落語の中には、粗忽、ぼんやり、知ったかぶりなどどうしようもないけど、魅力的な人物が多数登場。そんなバカバカしくも、粋でいなせな落語の世界へご案内。「ネタあらすじ編」では、有名な古典落語のあらすじを紹介。文中、現代では使わない言葉や単語がある場合は、用語の解説も。

 ある大店の後家さん、後ろから見るといい女なのだが、顔を見ると猿そっくり。外出するたびに猿に似ていると指を指されるので、ノイローゼになり、家に引きこもるようになってしまった。店では、周囲の者に決して「サル」という言葉は絶対に言わないようにきつく申し付けていた。ちょっと前も出入りの植木屋がうっかり「百日紅(さるすべり)」と言ってしまい出入り禁止になったばかり。太鼓持ち並みの口八丁手八丁で、おかみさんの機嫌をとるのがうまい源さんが顔を出した。この日も、おかみさんの顔を見るなり、親類の京美人と見間違えたふりをするなど大サービス。すっかり機嫌が良くなったおかみさんは、女中に酒や鰻を用意させ、ご馳走攻め。「ところで最近すっかりご無沙汰だったじゃないか。一体何をしてたんだい?」と尋ねると源さん、東京見物に来た親戚を案内していたと言う。「まず、皇居を見物して、日比谷、銀座…。そして上野から浅草の浅草寺へ。仲見世を抜けると、何やら人だかりで、それを掻き分けて見ると、なんと今時珍しい“猿回し”が…」。あっと思ったが、後の祭り。烈火のごとく怒ったおかみさんが永久追放を宣告。困った源さん番頭さんに泣きつくと以前出入り禁止になった仕立て屋の話をしてくれた。曰く子どもの踊りの話からうっかり“靭猿”と言ってしまったこの男。あくる日物乞いの格好で現れ、四国巡礼の旅に出るという。しかし、たまたま目にした錦絵がおかみさんにそっくりだったので、それをご本尊としたいと許可をもらいにきた。すっかり気をよくしたおかみさんが、“お前は知恵者だな”と褒めると、うっかり“ほんの猿知恵でして”と言ってしまい万事休す。そこでひらめいた源さん、おかみさんの所に再び現れた。カンカンに怒っているおかみさんに「なぜ怒られたのかわからない」ととぼけると「浅草で何を見たって!?」「えー、皿回しです」。

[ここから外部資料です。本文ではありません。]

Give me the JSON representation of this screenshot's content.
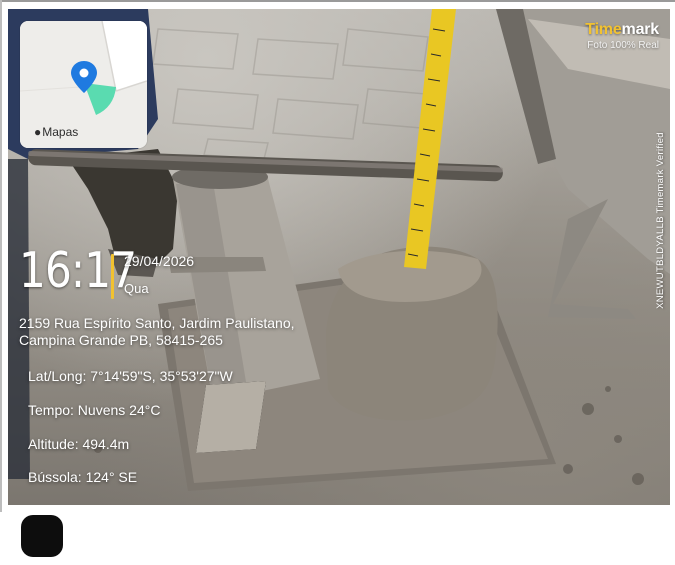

そしてダメ押しで「おかみさんは小野小町にそっくりですね」。機嫌を直したおかみさんが「いやだよ、お前は。生涯出入りしていいからね。その代わり私の気に入らないことは言わないでおくれ」「ありがとうございます。ここをしくじったら、あたしゃ木から落ちた猿…」「なんだって!?」「いや、猫同然」。